In 2023, the WHO further updated this list and published a first global research agenda3 for the world’s scientists to address the most urgent human health priorities to combat Antibiotic Resistance, recognized as an urgent public health and economic challenge for which innovations are desperately needed4-6.
The majority of those pathogens listed as priorities by the WHO are ESKAPE pathogens, a group of opportunistic pathogens consisting of Enterococcus faecium, Staphylococcus aureus, Klebsiella pneumoniae, Acinetobacter baumannii, Pseudomonas aeruginosa, and Enterobacter species. These bacteria represent a global threat from a clinical point of view since they exhibit multidrug resistance and virulence. In particular, P. aeruginosa is a ubiquitous Gram-negative bacterium causing several infections, including respiratory infections, that are becoming more difficult to treat because of increasing antibiotic resistance7.
Despite the health emergency, less than 20 new antibacterials have been approved worldwide since 20173-8.
AUROBAC’s strategy is to develop and market the next generation of innovative medicines combined with rapid, precision diagnostics to address high unmet medical needs associated to infections in acute hospital settings, amidst the growing antimicrobial resistance (AMR) epidemic.
Sources
1. Murray, C. J. et al. Global burden of bacterial antimicrobial resistance in 2019: a systematic analysis. The Lancet 399, 629–655 (2022).

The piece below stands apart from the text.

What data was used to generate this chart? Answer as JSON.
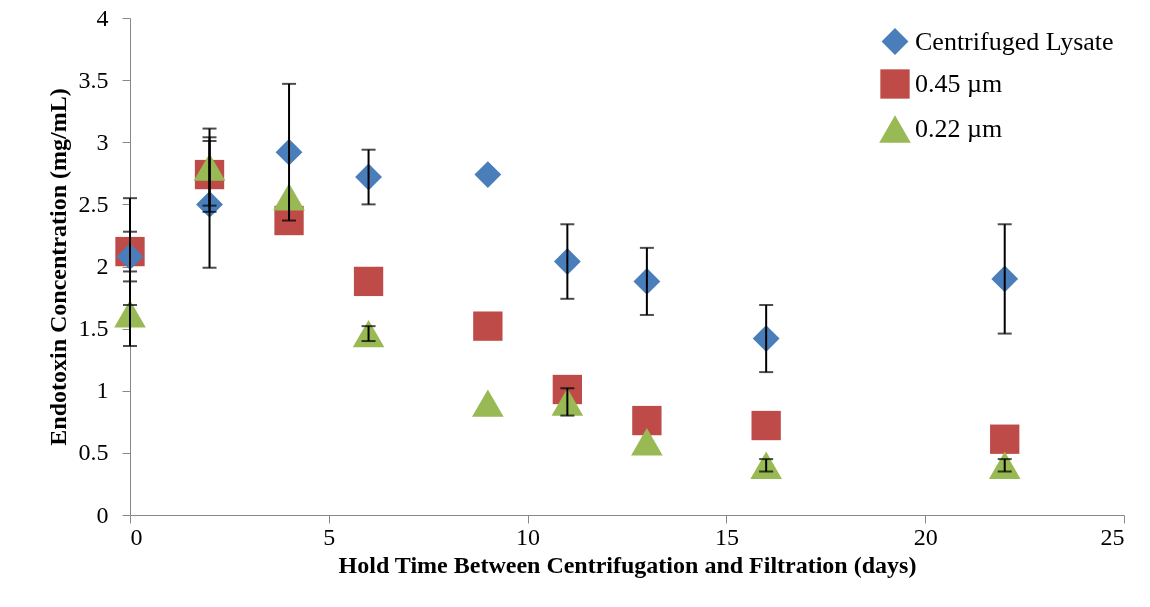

2. Stone, P. W. Economic burden of healthcare-associated infections: an American perspective. Expert Rev. Pharmacoecon. Outcomes Res. 9, 417–422 (2009).
3. Global research agenda for antimicrobial resistance in human health. World Health Organization (2023)
4. Prioritization of pathogens to guide discovery, research, and development of new antibiotics for drug-resistant bacterial infections, including tuberculosis. World Health Organization (2017)
5. WHO outlines 40 research priorities on antimicrobial resistance. World Health Organization (2023)
6. Maarten. ECCMID 2023: Updating the Global Bacterial Priority Pathogens List. AMR Insights (2023).
7. Mulani, M. S., Kamble, E. E., Kumkar, S. N., Tawre, M. S. & Pardesi, K. R. Emerging Strategies to Combat ESKAPE Pathogens in the Era of Antimicrobial Resistance: A Review. Front. Microbiol. 10, 539 (2019).
8. Butler, M. S. et al. Analysis of the Clinical Pipeline of Treatments for Drug-Resistant Bacterial Infections: Despite Progress, More Action Is Needed. Antimicrob. Agents Chemother. 66, e01991-21 (2022).